City College of San Francisco lays off dozens despite protests
City College of San Francisco lays off dozens despite protests 02:37

SAN FRANCISCO (CBS SF) -- The City College of San Francisco Board of Trustees overwhelmingly voted late Friday evening to cut roughly 300 classes and 176 teachers in the next academic year.

The cuts are needed, the board claimed, to offset large budget shortfalls. Five trustees agreed with the proposal with Alan Wong being the lone dissenting vote.

During the debate,  a group of CCSF teachers and students looked on and voiced their concerns. Others called in to the meeting to voice their objections to the proposed cuts.

"I'm a single parent," said Patricia Miller, a theater performance instructor.  "It means I have no idea (what's going to happen) because the H.R. folks haven't told us when me and my daughter's health insurance are going to crash."

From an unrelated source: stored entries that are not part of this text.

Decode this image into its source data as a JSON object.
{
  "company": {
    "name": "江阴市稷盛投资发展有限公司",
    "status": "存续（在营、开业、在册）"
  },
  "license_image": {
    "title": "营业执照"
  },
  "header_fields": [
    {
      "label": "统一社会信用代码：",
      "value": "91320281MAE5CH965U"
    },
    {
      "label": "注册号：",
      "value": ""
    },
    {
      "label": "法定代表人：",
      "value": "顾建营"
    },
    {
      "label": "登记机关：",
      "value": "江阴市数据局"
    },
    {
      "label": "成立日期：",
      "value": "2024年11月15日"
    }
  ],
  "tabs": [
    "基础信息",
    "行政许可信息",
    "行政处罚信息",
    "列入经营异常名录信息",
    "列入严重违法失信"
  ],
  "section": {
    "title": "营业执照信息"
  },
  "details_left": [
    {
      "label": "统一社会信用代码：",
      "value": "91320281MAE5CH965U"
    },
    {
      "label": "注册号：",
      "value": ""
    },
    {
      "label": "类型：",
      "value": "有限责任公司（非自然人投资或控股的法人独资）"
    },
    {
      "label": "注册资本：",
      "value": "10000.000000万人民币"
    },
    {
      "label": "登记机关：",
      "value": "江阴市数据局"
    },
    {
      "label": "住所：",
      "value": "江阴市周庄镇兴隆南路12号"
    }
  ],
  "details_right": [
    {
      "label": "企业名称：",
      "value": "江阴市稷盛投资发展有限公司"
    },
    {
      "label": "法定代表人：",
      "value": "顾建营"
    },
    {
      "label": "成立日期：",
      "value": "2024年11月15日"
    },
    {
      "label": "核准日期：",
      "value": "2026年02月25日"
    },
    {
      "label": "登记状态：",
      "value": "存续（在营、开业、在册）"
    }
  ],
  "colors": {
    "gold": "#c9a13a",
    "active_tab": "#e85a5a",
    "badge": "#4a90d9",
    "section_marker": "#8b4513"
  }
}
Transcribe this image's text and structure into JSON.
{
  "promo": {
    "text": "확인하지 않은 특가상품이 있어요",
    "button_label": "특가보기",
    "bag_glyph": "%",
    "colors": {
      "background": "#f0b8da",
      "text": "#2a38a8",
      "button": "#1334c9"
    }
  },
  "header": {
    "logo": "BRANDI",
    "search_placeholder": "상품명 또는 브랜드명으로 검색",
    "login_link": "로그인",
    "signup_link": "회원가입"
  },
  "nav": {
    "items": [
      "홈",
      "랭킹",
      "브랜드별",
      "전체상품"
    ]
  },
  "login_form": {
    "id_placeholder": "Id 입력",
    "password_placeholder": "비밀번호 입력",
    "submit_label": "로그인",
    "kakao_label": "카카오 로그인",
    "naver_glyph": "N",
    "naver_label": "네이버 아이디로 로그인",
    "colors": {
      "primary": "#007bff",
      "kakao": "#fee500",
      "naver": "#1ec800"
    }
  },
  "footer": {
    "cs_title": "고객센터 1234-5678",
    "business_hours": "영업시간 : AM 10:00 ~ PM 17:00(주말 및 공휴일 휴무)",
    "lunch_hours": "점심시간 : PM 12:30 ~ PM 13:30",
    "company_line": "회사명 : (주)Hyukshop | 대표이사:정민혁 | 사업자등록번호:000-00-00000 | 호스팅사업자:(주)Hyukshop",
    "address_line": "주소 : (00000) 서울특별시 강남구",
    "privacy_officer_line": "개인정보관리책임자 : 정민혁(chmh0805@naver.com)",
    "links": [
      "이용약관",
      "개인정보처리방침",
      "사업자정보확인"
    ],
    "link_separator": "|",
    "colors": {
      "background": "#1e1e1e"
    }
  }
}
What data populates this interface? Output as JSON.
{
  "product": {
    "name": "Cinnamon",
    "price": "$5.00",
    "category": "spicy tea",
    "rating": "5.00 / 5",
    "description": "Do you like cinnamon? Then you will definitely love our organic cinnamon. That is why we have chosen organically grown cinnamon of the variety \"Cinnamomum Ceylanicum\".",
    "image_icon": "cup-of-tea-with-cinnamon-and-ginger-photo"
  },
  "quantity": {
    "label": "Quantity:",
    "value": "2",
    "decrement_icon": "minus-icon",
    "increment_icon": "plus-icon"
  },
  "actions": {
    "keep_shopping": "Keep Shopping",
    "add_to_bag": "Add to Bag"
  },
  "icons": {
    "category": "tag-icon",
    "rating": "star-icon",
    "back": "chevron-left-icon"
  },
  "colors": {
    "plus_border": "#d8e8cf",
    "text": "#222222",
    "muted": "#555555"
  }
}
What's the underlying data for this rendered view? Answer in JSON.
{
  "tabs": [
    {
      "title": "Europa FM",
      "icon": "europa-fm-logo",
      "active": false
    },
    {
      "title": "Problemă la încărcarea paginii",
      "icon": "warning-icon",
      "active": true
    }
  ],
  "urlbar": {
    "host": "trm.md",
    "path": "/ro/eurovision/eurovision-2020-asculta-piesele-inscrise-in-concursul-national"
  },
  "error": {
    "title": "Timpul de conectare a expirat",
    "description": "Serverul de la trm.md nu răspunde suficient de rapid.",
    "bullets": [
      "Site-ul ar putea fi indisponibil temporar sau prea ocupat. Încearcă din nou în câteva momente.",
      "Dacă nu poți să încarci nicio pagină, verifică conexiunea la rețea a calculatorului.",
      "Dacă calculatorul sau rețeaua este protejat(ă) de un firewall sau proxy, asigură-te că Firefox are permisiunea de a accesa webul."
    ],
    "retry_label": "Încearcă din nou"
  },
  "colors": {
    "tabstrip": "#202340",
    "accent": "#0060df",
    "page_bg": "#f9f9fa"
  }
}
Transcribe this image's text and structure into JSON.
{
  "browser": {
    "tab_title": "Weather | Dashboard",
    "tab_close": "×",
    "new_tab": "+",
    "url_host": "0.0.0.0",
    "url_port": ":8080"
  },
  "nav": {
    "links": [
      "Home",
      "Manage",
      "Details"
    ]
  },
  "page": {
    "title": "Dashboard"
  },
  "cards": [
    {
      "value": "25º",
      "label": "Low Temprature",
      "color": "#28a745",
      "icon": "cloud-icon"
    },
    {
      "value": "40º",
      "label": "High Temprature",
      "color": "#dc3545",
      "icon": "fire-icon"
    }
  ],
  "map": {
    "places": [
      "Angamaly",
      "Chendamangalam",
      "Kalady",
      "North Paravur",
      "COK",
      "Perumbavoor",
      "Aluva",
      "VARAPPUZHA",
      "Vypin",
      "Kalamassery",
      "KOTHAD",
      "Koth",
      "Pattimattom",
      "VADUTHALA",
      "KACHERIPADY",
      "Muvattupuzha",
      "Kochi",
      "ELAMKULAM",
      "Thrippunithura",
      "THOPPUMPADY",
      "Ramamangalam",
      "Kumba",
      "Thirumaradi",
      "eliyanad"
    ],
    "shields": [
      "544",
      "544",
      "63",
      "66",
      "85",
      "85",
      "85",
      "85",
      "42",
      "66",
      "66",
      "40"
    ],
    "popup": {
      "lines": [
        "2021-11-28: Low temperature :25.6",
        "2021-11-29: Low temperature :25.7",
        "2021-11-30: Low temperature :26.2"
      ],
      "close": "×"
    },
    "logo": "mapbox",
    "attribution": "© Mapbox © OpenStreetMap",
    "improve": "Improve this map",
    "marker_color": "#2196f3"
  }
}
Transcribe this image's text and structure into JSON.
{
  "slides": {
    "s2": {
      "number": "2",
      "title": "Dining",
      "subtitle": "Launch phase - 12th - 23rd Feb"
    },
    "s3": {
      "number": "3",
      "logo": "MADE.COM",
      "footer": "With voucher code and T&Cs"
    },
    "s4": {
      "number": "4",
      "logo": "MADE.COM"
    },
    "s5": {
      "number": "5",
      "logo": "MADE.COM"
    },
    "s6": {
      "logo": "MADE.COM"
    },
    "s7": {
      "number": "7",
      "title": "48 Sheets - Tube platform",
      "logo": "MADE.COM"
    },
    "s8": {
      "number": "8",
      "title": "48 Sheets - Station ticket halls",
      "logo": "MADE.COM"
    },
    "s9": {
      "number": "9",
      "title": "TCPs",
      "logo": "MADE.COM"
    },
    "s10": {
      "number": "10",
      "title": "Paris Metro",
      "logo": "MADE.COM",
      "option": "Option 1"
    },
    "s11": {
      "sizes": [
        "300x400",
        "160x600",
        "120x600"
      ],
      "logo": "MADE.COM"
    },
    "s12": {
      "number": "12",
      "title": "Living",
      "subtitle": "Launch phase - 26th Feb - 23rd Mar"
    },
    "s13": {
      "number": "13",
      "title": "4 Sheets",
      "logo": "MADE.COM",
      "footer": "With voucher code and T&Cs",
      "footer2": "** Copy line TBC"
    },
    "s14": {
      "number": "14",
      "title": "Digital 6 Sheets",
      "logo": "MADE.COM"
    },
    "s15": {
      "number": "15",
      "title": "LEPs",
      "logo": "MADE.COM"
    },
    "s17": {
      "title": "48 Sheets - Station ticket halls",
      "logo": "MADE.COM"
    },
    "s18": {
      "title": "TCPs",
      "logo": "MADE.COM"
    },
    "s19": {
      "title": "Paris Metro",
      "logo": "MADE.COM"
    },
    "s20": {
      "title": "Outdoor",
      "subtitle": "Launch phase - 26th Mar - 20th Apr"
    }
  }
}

Miller studied theater at City College in the 90s.  She returned and has been teaching in the theater department for the last seven years.

"I got tenured and the pink slip in the same month," said Miller.

City college will lay off 38 full-time teachers and stop the re-hiring of 138 part-time teachers in the next academic year.  Full-time English instructor Alissa Buckley also received a layoff notice.

"I'm personally devastated because I love working here. I love my students," Buckley said. "But it's not about me.  It's about the opportunities that are going to be lost.  If you cut faculty, you're going to have to cut classes. Students are not going to have the opportunities that they need."

Before the vote, dozens of teachers and students had camped out in front of City College's student services building since Tuesday to protest the cuts.  On Thursday, police arrested about 10 protestors for blocking a street.

In 2012, City College served about 73,000 students.  Today, they have less than 25,000 students.  A lot of people left after the college almost lost its accreditation in 2013. 

College officials said if they don't fix their budget problems, they may lose it and be forced to shut down.